Waneni and Slabo said “the only way for peace to reign is for Esther Boro to go,” adding that she should be transferred to the national headquarters and leave the Bayelsa liaison office alone.

“Esther Boro is always aggrieved with the ex-agitators. She is always arrogant to us, as we stand now, the office should remove her to go and work in the national level and bring somebody that can interface with us, so that we can have a free flow of our programme.

“Secondly the conditions to access the cooperative loans by Esther Boro are too stringent for us and that is why we said she must go. Apart from that, they can do this Amnesty Cooperative elsewhere and forget about Bayelsa.

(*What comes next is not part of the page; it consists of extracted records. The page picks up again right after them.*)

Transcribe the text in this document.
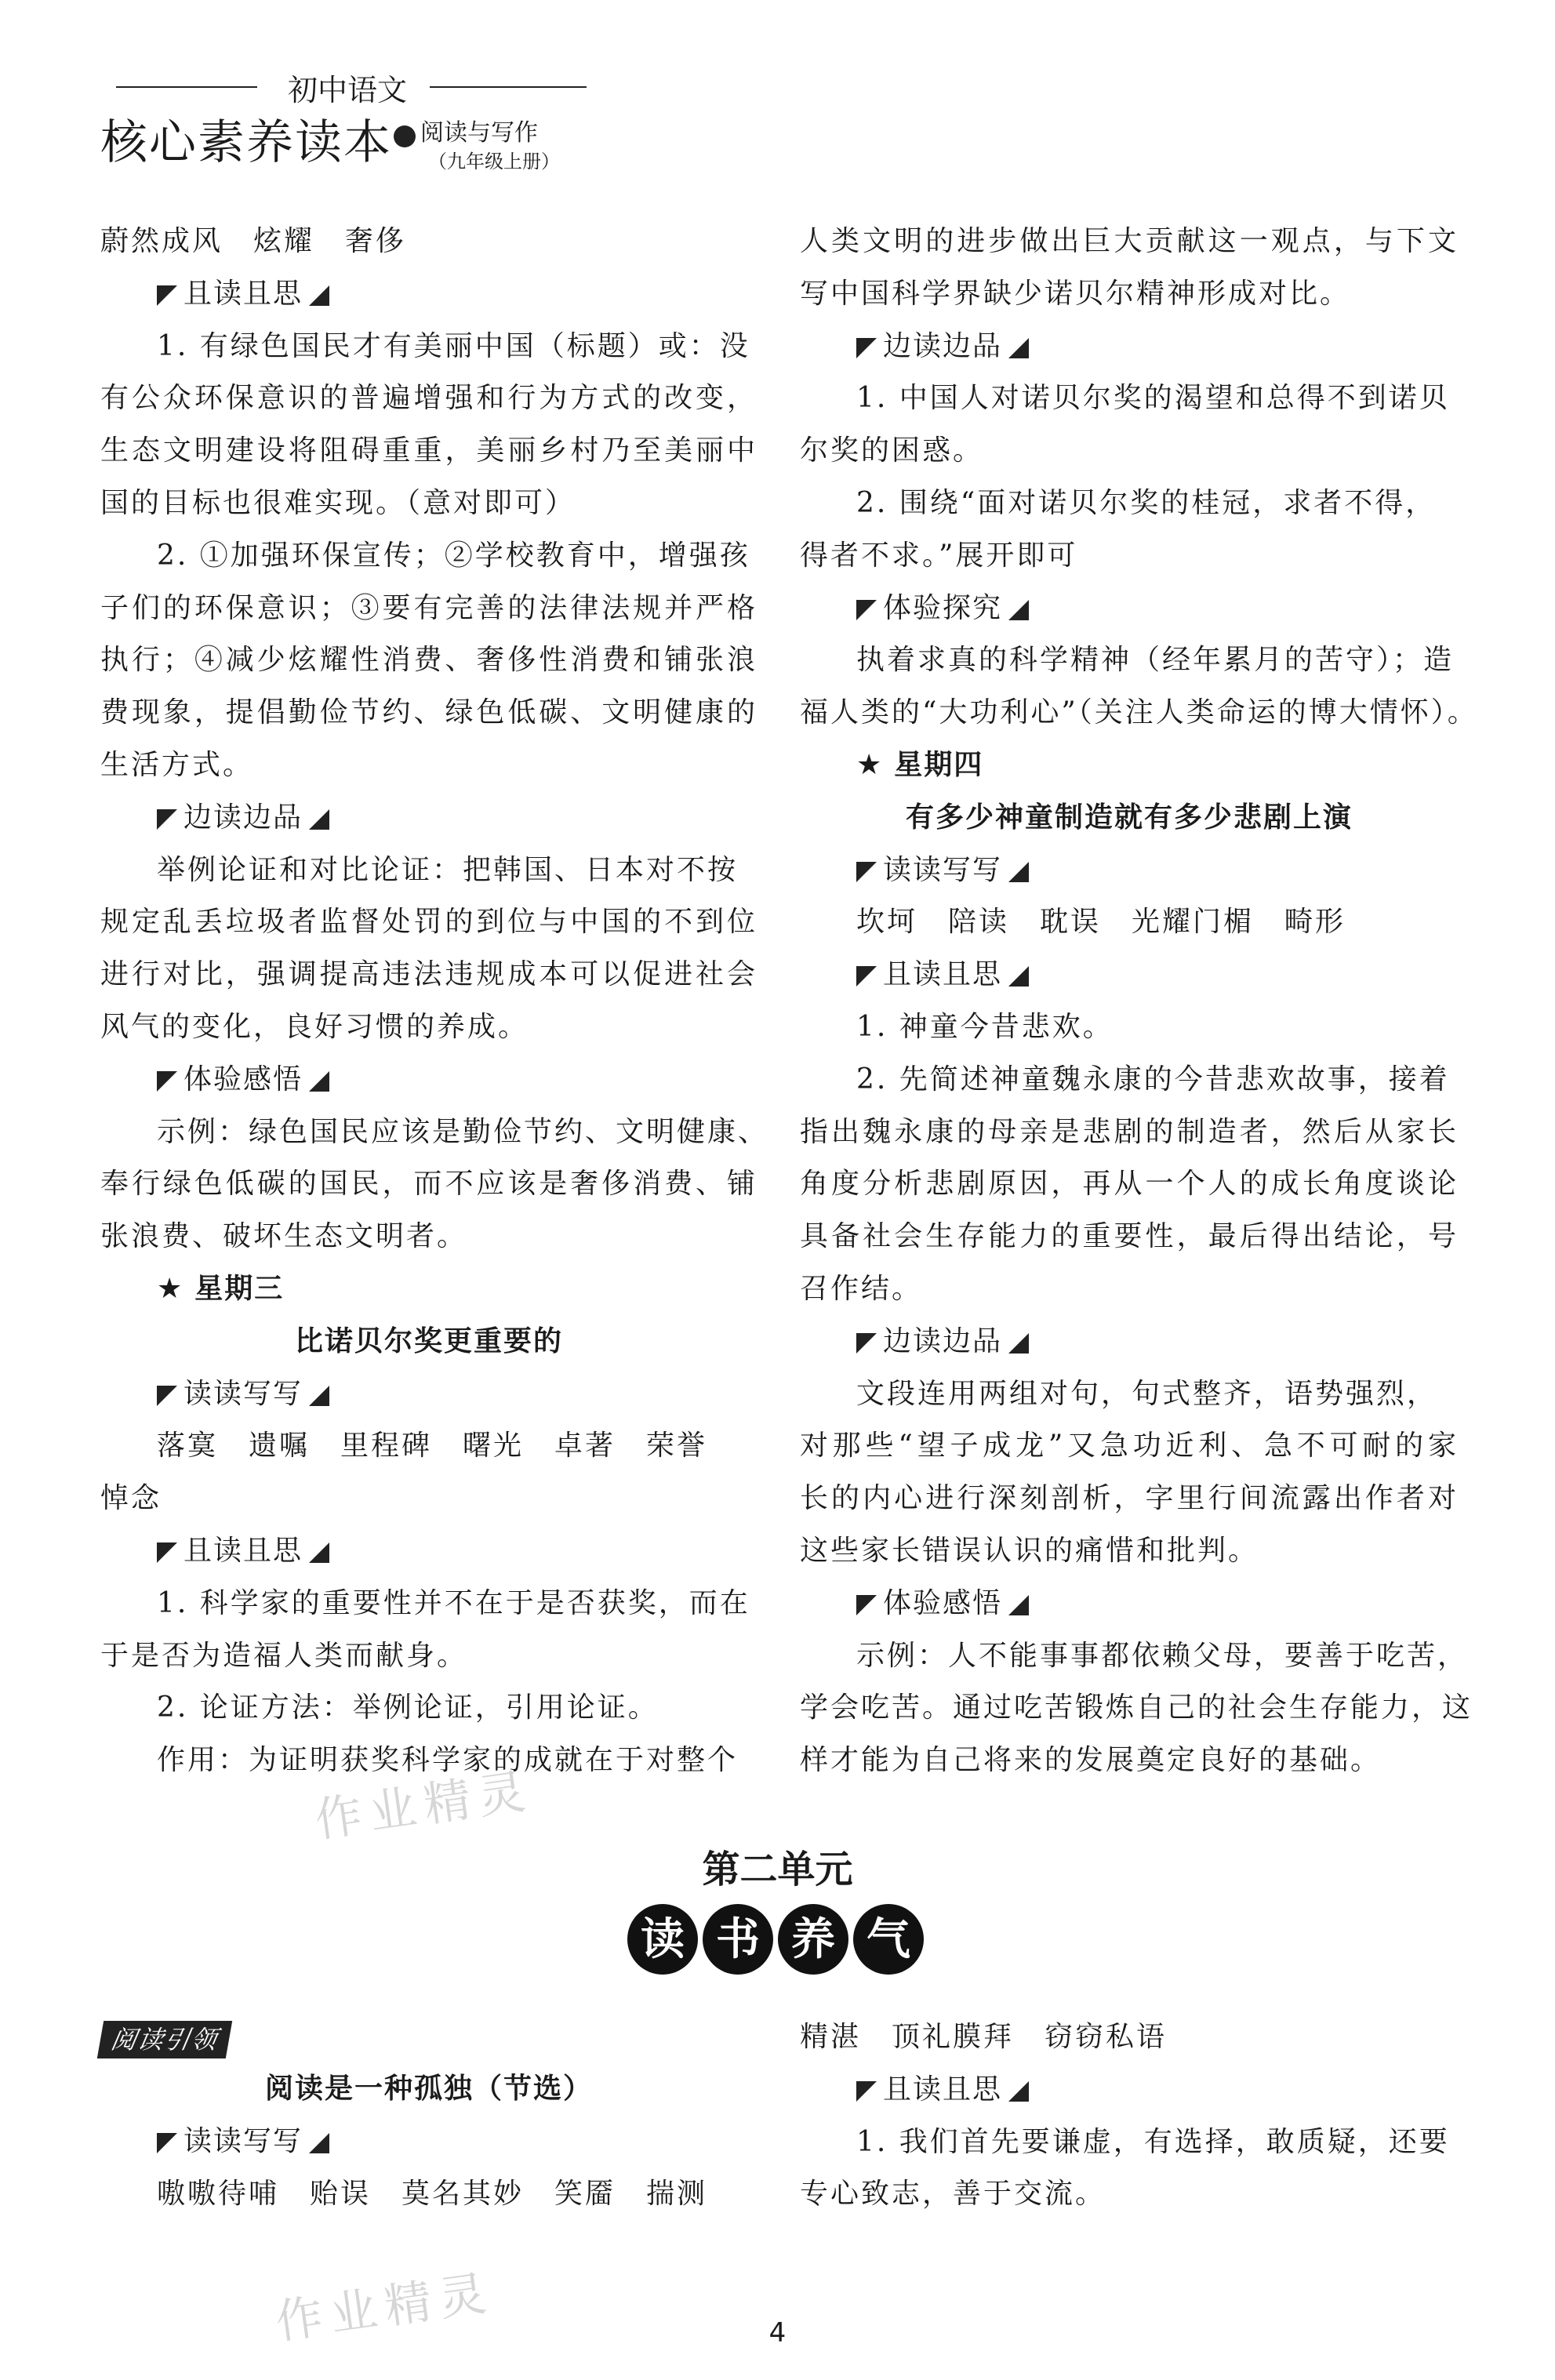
初中语文
核心素养读本 阅读与写作
（九年级上册）
蔚然成风　炫耀　奢侈
且读且思
1. 有绿色国民才有美丽中国（标题）或：没
有公众环保意识的普遍增强和行为方式的改变，
生态文明建设将阻碍重重，美丽乡村乃至美丽中
国的目标也很难实现。（意对即可）
2. ①加强环保宣传；②学校教育中，增强孩
子们的环保意识；③要有完善的法律法规并严格
执行；④减少炫耀性消费、奢侈性消费和铺张浪
费现象，提倡勤俭节约、绿色低碳、文明健康的
生活方式。
边读边品
举例论证和对比论证：把韩国、日本对不按
规定乱丢垃圾者监督处罚的到位与中国的不到位
进行对比，强调提高违法违规成本可以促进社会
风气的变化，良好习惯的养成。
体验感悟
示例：绿色国民应该是勤俭节约、文明健康、
奉行绿色低碳的国民，而不应该是奢侈消费、铺
张浪费、破坏生态文明者。
★ 星期三
比诺贝尔奖更重要的
读读写写
落寞　遗嘱　里程碑　曙光　卓著　荣誉
悼念
且读且思
1. 科学家的重要性并不在于是否获奖，而在
于是否为造福人类而献身。
2. 论证方法：举例论证，引用论证。
作用：为证明获奖科学家的成就在于对整个
人类文明的进步做出巨大贡献这一观点，与下文
写中国科学界缺少诺贝尔精神形成对比。
边读边品
1. 中国人对诺贝尔奖的渴望和总得不到诺贝
尔奖的困惑。
2. 围绕“面对诺贝尔奖的桂冠，求者不得，
得者不求。”展开即可
体验探究
执着求真的科学精神（经年累月的苦守）；造
福人类的“大功利心”（关注人类命运的博大情怀）。
★ 星期四
有多少神童制造就有多少悲剧上演
读读写写
坎坷　陪读　耽误　光耀门楣　畸形
且读且思
1. 神童今昔悲欢。
2. 先简述神童魏永康的今昔悲欢故事，接着
指出魏永康的母亲是悲剧的制造者，然后从家长
角度分析悲剧原因，再从一个人的成长角度谈论
具备社会生存能力的重要性，最后得出结论，号
召作结。
边读边品
文段连用两组对句，句式整齐，语势强烈，
对那些“望子成龙”又急功近利、急不可耐的家
长的内心进行深刻剖析，字里行间流露出作者对
这些家长错误认识的痛惜和批判。
体验感悟
示例：人不能事事都依赖父母，要善于吃苦，
学会吃苦。通过吃苦锻炼自己的社会生存能力，这
样才能为自己将来的发展奠定良好的基础。
第二单元
读 书 养 气
阅读引领
阅读是一种孤独（节选）
读读写写
嗷嗷待哺　贻误　莫名其妙　笑靥　揣测
精湛　顶礼膜拜　窃窃私语
且读且思
1. 我们首先要谦虚，有选择，敢质疑，还要
专心致志，善于交流。
4
作业精灵
作业精灵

“We have pipeline passing through our backyard, we can decide to vandalize them and the economy of nation will crumble,” they threatened

Other conditions they said include the Amnesty Cooperative programme should start without delay and all the stringent conditions are removed.

Reacting to the issued raised by the ex-agitators, the financial secretary of the Amnesty Cooperative Society, who is also the director of Mobilisation, Strategic Communications, Tonye Bobo, said he will relate their grievances to the interim administrator, retired Major General Barry Tariye  Ndiomu for appropriate action.

Bobo asked for 48 hours for him to meet with his boss in order to resolve the matters amicably. “I promise you as an ex-agitator, delegate myself, we will not allow anybody to truncate or frustrate the good plans of Major General Ndiomu for the ex-agitators. 

“He has good intentions for us and that is why some people are trying to back stab him”.

The ex-agitators comprised the 1st, 2nd and 3rd phases, who carried placards with different inscriptions such as, ‘Esther Boro is too pompous,’ ‘Esther Boro must go for the programme to have a head way,’ ‘We have passed a vote of no confidence on Esther Boro,’ ‘We object to the strenuous conditions of the cooperative programme,’ among others.